1856. T. Hughes, Tom Brown’s School Days, pt. 1, ch. iii. Two boys, who stopped close by him, and one of whom, a fat gaby of a fellow, pointed at him and called him young ‘mammy-sick.’
1859. H. Kingsley, Geoffrey Hamlyn, ch. ix. Don’t stand laughing there like a great gaby.
1875. Ouida, Signa, vol. I., ch. iv., p. 47. ‘You have never dried your clothes, Bruno,’ said his sister-in-law, ‘What a gaby a man is without a wife!’

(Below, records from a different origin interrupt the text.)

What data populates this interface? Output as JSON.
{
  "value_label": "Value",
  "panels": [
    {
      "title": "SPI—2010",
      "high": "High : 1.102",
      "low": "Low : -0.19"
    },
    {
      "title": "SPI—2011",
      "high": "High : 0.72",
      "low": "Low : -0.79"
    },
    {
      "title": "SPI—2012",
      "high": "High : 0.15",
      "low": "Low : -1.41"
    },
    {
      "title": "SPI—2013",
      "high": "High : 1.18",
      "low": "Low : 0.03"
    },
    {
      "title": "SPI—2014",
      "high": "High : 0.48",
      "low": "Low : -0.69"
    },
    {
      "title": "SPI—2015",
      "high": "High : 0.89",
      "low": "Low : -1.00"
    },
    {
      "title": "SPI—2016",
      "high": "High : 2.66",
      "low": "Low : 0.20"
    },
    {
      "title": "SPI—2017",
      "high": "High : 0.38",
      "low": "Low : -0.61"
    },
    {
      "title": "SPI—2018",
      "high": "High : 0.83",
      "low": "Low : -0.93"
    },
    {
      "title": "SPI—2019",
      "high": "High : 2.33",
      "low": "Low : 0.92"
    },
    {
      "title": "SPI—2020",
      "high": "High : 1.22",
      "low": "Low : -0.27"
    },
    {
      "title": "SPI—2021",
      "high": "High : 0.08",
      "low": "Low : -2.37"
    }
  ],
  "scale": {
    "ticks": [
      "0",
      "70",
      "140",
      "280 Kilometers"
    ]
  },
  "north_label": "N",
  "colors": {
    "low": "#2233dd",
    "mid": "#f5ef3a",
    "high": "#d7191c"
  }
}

Gad, subs. (common).—An idle slattern. An abbreviation of gad-about (q.v.).
Intj. (common).—An abbreviation of by Gad! Cf. Agad, Egad—themselves corruptions of by God, Lit.

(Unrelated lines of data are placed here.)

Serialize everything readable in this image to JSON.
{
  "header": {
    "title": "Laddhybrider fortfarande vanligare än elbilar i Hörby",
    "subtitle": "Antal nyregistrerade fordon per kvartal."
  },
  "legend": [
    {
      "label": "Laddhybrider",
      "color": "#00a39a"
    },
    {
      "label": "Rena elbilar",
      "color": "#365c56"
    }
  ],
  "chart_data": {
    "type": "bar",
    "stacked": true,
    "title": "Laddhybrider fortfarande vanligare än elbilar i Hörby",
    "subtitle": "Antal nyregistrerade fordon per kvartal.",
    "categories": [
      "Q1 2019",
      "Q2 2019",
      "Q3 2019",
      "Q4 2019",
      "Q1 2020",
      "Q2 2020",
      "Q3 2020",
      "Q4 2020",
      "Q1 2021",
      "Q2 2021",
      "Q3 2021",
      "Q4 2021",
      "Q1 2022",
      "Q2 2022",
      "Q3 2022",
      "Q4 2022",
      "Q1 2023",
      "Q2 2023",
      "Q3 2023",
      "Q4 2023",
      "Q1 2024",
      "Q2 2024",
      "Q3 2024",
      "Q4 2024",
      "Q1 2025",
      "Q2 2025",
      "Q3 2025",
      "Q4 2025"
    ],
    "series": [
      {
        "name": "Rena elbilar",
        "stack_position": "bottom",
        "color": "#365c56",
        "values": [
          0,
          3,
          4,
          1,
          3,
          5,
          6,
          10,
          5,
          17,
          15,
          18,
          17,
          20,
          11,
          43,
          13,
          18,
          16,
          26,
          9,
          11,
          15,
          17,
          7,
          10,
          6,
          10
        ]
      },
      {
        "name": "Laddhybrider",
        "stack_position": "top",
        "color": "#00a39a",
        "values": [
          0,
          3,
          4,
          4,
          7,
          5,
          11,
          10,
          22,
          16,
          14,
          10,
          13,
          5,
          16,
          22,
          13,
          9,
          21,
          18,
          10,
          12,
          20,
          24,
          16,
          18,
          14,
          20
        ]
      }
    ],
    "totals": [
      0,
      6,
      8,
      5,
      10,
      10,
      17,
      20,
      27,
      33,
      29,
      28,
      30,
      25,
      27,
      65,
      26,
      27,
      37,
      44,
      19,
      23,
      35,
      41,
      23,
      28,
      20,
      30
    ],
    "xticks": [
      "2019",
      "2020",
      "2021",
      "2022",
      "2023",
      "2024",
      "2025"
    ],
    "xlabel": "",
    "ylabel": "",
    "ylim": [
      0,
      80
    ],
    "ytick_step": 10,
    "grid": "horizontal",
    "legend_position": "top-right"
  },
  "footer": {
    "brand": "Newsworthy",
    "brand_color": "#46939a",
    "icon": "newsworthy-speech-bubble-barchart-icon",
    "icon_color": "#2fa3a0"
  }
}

On the gad, adv. phr. (old).—1. On the spur of the moment.
1605. Shakspeare, Lear, i., 2. All this is done upon the gad.
2. (colloquial).—On the move, on the gossip.
1818. Austen, Persuasion. I have no very good opinion of Mrs. Charles’ nursery maid.… She is always upon the gad. [[96]]
3. (colloquial).—On the spree (especially of women); and, by implication, on the town.